AN Asian algae now declared an ‘invasive species’ is causing havoc on native biodiversity.
In just a year it has spread 400 kilometres along Spanish coastlines, costing local councils millions in cleaning beaches and, even worse, destroying local sea meadows. These are crucial parts of the ecosystem that are a haven for marine life.
Rugulopteryx Okamurae is a species of brown seaweed native to the Pacific Ocean that mainly inhabits the coasts of Japan, China and Korea.
Experts suspect that it arrived on Spanish shores through the ballast that ships dump when they arrive in port.
Its presence was detected in Spain for the first time off the Spanish enclave of Ceuta on the North African Coast.
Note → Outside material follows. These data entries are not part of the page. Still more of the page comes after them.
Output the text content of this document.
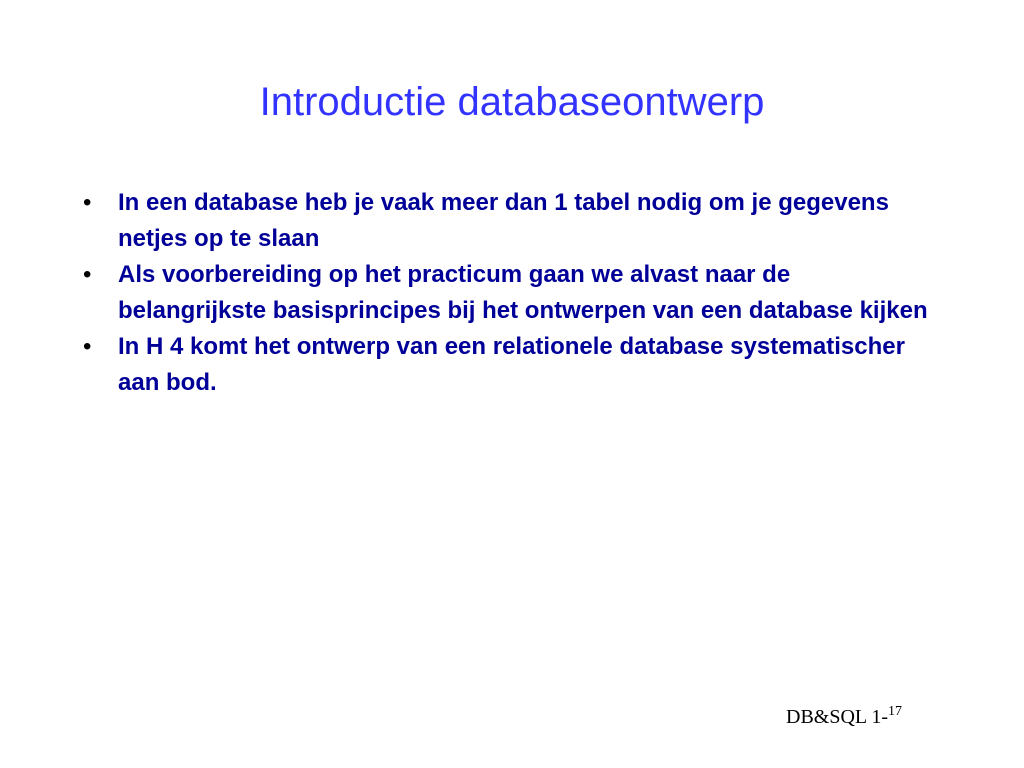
Introductie databaseontwerp
• In een database heb je vaak meer dan 1 tabel nodig om je gegevens netjes op te slaan
• Als voorbereiding op het practicum gaan we alvast naar de belangrijkste basisprincipes bij het ontwerpen van een database kijken
• In H 4 komt het ontwerp van een relationele database systematischer aan bod.
DB&SQL 1-$^{17}$
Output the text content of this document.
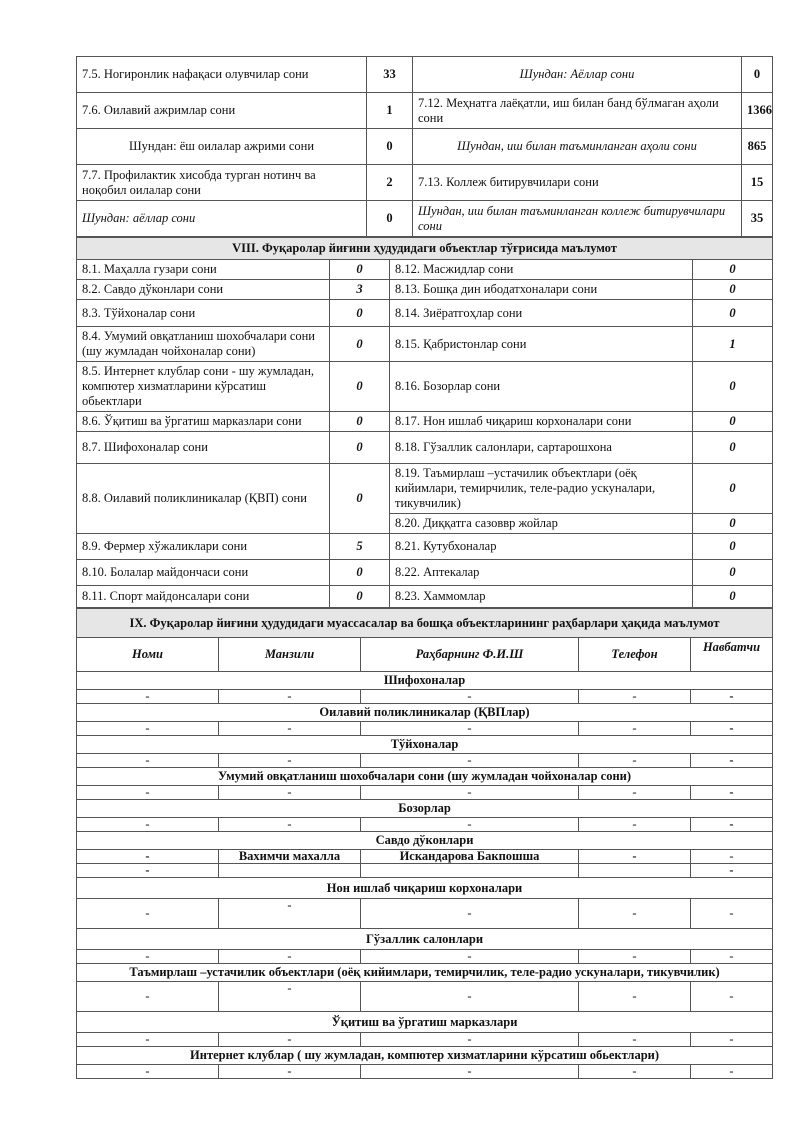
7.5. Ногиронлик нафақаси олувчилар сони	33	Шундан: Аёллар сони	0
7.6. Оилавий ажримлар сони	1	7.12. Меҳнатга лаёқатли, иш билан банд бўлмаган аҳоли сони	1366
Шундан: ёш оилалар ажрими сони	0	Шундан, иш билан таъминланган аҳоли сони	865
7.7. Профилактик хисобда турган нотинч ва ноқобил оилалар сони	2	7.13. Коллеж битирувчилари сони	15
Шундан: аёллар сони	0	Шундан, иш билан таъминланган коллеж битирувчилари сони	35
VIII. Фуқаролар йиғини ҳудудидаги объектлар тўғрисида маълумот			
8.1. Маҳалла гузари сони	0	8.12. Масжидлар сони	0
8.2. Савдо дўконлари сони	3	8.13. Бошқа дин ибодатхоналари сони	0
8.3. Тўйхоналар сони	0	8.14. Зиёратгоҳлар сони	0
8.4. Умумий овқатланиш шохобчалари сони (шу жумладан чойхоналар сони)	0	8.15. Қабристонлар сони	1
8.5. Интернет клублар сони - шу жумладан, компютер хизматларини кўрсатиш обьектлари	0	8.16. Бозорлар сони	0
8.6. Ўқитиш ва ўргатиш марказлари сони	0	8.17. Нон ишлаб чиқариш корхоналари сони	0
8.7. Шифохоналар сони	0	8.18. Гўзаллик салонлари, сартарошхона	0
8.8. Оилавий поликлиникалар (ҚВП) сони	0	8.19. Таъмирлаш –устачилик объектлари (оёқ кийимлари, темирчилик, теле-радио ускуналари, тикувчилик)	0
		8.20. Диққатга сазоввр жойлар	0
8.9. Фермер хўжаликлари сони	5	8.21. Кутубхоналар	0
8.10. Болалар майдончаси сони	0	8.22. Аптекалар	0
8.11. Спорт майдонсалари сони	0	8.23. Хаммомлар	0
IX. Фуқаролар йиғини ҳудудидаги муассасалар ва бошқа объектларининг раҳбарлари ҳақида маълумот				
Номи	Манзили	Раҳбарнинг Ф.И.Ш	Телефон	Навбатчи
Шифохоналар				
-	-	-	-	-
Оилавий поликлиникалар (ҚВПлар)				
-	-	-	-	-
Тўйхоналар				
-	-	-	-	-
Умумий овқатланиш шохобчалари сони (шу жумладан чойхоналар сони)				
-	-	-	-	-
Бозорлар				
-	-	-	-	-
Савдо дўконлари				
-	Вахимчи махалла	Искандарова Бакпошша	-	-
-				-
Нон ишлаб чиқариш корхоналари				
-	-	-	-	-
Гўзаллик салонлари				
-	-	-	-	-
Таъмирлаш –устачилик объектлари (оёқ кийимлари, темирчилик, теле-радио ускуналари, тикувчилик)				
-	-	-	-	-
Ўқитиш ва ўргатиш марказлари				
-	-	-	-	-
Интернет клублар ( шу жумладан, компютер хизматларини кўрсатиш обьектлари)				
-	-	-	-	-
Its advance, at breakneck speed, has allowed it to cover 400 kilometres in a single year from the Strait of Gibraltar – 200 km in the direction of Malaga and 200km in the direction of Portugal.
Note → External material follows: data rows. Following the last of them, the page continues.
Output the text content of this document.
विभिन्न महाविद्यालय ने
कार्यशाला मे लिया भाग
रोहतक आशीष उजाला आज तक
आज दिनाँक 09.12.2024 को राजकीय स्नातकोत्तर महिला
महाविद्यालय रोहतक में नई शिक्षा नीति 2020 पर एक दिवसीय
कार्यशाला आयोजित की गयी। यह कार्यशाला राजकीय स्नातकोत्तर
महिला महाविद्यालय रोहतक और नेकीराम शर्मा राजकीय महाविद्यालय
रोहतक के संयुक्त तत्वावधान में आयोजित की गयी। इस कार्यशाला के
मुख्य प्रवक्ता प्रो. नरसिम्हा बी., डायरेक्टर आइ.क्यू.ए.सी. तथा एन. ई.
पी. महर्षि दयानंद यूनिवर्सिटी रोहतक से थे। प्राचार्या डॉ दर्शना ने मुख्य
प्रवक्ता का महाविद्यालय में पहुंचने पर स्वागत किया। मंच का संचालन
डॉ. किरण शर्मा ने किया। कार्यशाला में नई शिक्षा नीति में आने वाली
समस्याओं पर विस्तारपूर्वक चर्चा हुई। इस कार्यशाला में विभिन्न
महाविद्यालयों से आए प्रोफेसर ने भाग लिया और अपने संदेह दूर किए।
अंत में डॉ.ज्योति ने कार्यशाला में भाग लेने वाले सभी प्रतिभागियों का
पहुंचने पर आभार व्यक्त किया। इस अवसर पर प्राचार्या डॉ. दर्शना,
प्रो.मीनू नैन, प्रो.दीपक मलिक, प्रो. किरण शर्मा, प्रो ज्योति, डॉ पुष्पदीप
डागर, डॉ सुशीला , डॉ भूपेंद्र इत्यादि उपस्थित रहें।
It has also been found in the Canary Islands where researchers have warned of its danger to the marine ecosystem of the archipelago.
Now towns on the Costa del Sol are having to spend huge amounts of money in an effort to combat the species.
Estepona, near Marbella has so far removed more than 3,000 tonnes of invasive algae from beaches at a cost of €1 million. The problem is spreading rapidly along the Costa del Sol with fears that it will reach Murcia, Valencia and the Baleares as soon as next year.